Assessment and care management – its history and context within Scotland today

Adults Children and Families Justice Workforce and Resources

Over the last few months, Social Work Scotland have been involved in a series of conversations with partners from the Scottish Association of Social Work, Unison and others interested in the future of the profession, to help us understand the shared goals we have for social work, and how a future National Social Work Agency might help aid those goals. To that effect, on behalf of these partners, we’re delighted to publish a paper written by Colin Turbett, which looks at the relationship between care management and social work over recent decades and how we might move forward to a more relational, community based approach. This paper will be discussed by our Adults Standing Committee among others.
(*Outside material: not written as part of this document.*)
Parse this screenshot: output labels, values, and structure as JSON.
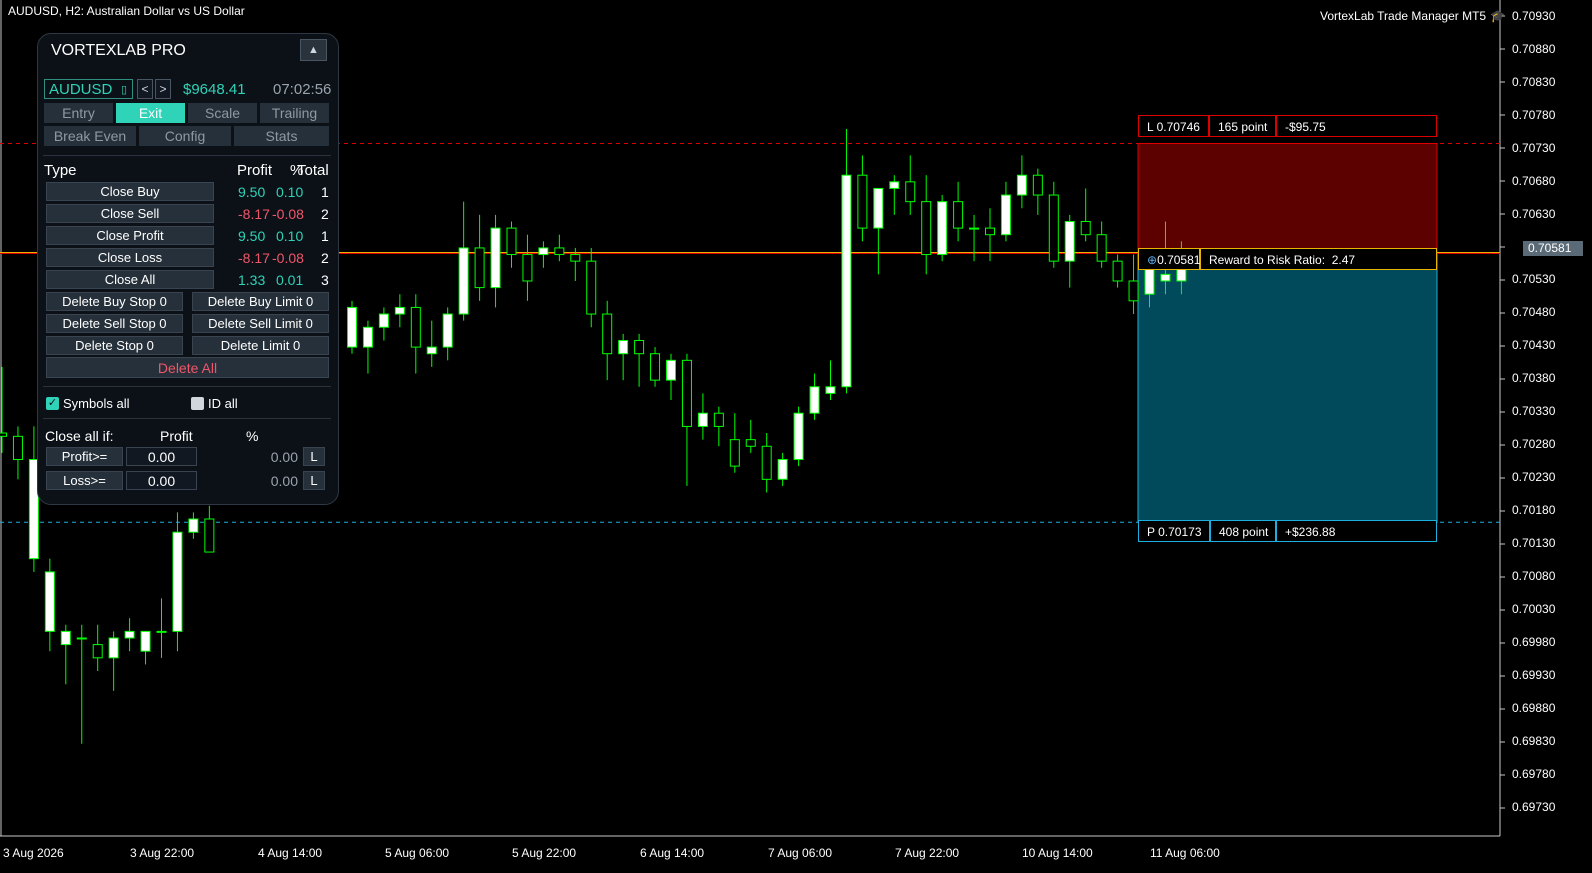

Colin Turbett, Common Weal Care Reform Group

Supported by:


  • The advent of the National Care Service and National Social Work Agency in Scotland offers an opportunity to examine social work processes and ensure they are working in the best interests of all involved.
  • The model of Assessment and Care Management (ACM) evolved as a result of policy changes in the 1990s and despite ongoing examples of good practice based on relationships and user and carer need, is associated with burdensome procedural demands, the use of eligibility criteria to reduce pressure on services, and an absence of social work as an agent of prevention, early intervention and flexible needs-based support. ACM has removed mainstream social work from activity focused on building resilience and prevention in communities.
  • Many in social work circles doubt the integrity of the ACM model, but see it as so embedded in practice that there is no workable alternative. This paper, drawn up on behalf of Scotland’s principle representative social work organisations, explains the history and lays out the case for change. It will answer the question: if social workers don’t do care management what do they do?

The Impact of Market Ideas on Social Work Practice:

  • Since the 1990s social work and social care have been run along business lines, adopting much of the language and methods associated with business enterprises concerned with profit and loss. Social workers and the teams they work in, especially in adult care settings, are seen as brokers arranging services – managing care rather than engaging directly with those in need (including their carers) as advocates and ongoing agents of support.
  • This trend has resulted in routinised working with rapid turnover of “cases” based on the sequence of assessment, allocation of resources and review. The process of form completion has chained workers to computers and led to de-skilling and dissatisfaction – contributing in turn to recruitment and retention issues.
  • ACM has focused on commissioned services as principle outcomes from social work interventions, and removed social work from the development of informal ones that might prevent formal and expensive resources like residential care.

Separating Assessment from Care Management:

  • Assessment has always been part of the social work task: classically described as involving three models: questioning, exchange and procedural. ACM is centred on the latter, but good social work focused on the personalisation of service, is based on an exchange, involving listening and exploration rather than questioning and ticking boxes.
  • Report formats for assessment purposes have become longer and longer to the point that they are unlikely to be read in full. The effort involved in their production has become a main function of a qualified social worker, with 70% and more of work time spent on recording and assessment tasks.  This represents a massive waste of human resources.
  • Assessment should serve the purpose of exploring need for users and carers and how that need can be met, rather than serving bureaucratic agency requirements.

Alternative Models

  • One of the problems with ACM is that it was rolled out on a national basis with little consideration given to local variation. For this reason it is not considered that there should be a one-size-fits-all alternative, so no universal template is offered in the main paper.
  • There are alternative models that are operating successfully elsewhere in the UK which should be explored further: In Torfaen in South Wales, a long-established model of adult care can be found in the wellbeing teams where eligibility criteria and referral screening have been abolished, and commissioned services often avoided through an open approach to referral based on relationships and prevention. This has eradicated waiting lists and reduced caseloads for staff.
  • In Leeds’ adult care services, a lengthy assessment form was replaced by a blank sheet of paper with social workers encouraged to write down and do what was necessary: “strength-based care” flowing from conversations rather than forms.
  • In Northumberland the “Liberated Relational Method” is governed by two rules: “we do no harm and we do not break the law”.


  • Moving away from assessment and care management requires an orientation back to communities with a focus on their strengths and assets.
  • The exchange model of assessment – open-ended, with no pre-determined beginning, middle and end, offers a means of delivering self-directed support within which the social worker brings their relationship skills, their local knowledge and networking.
  • The NSWA should encourage and ferment such developments and make Scotland a beacon of progress for a socially useful and rewarding social work service.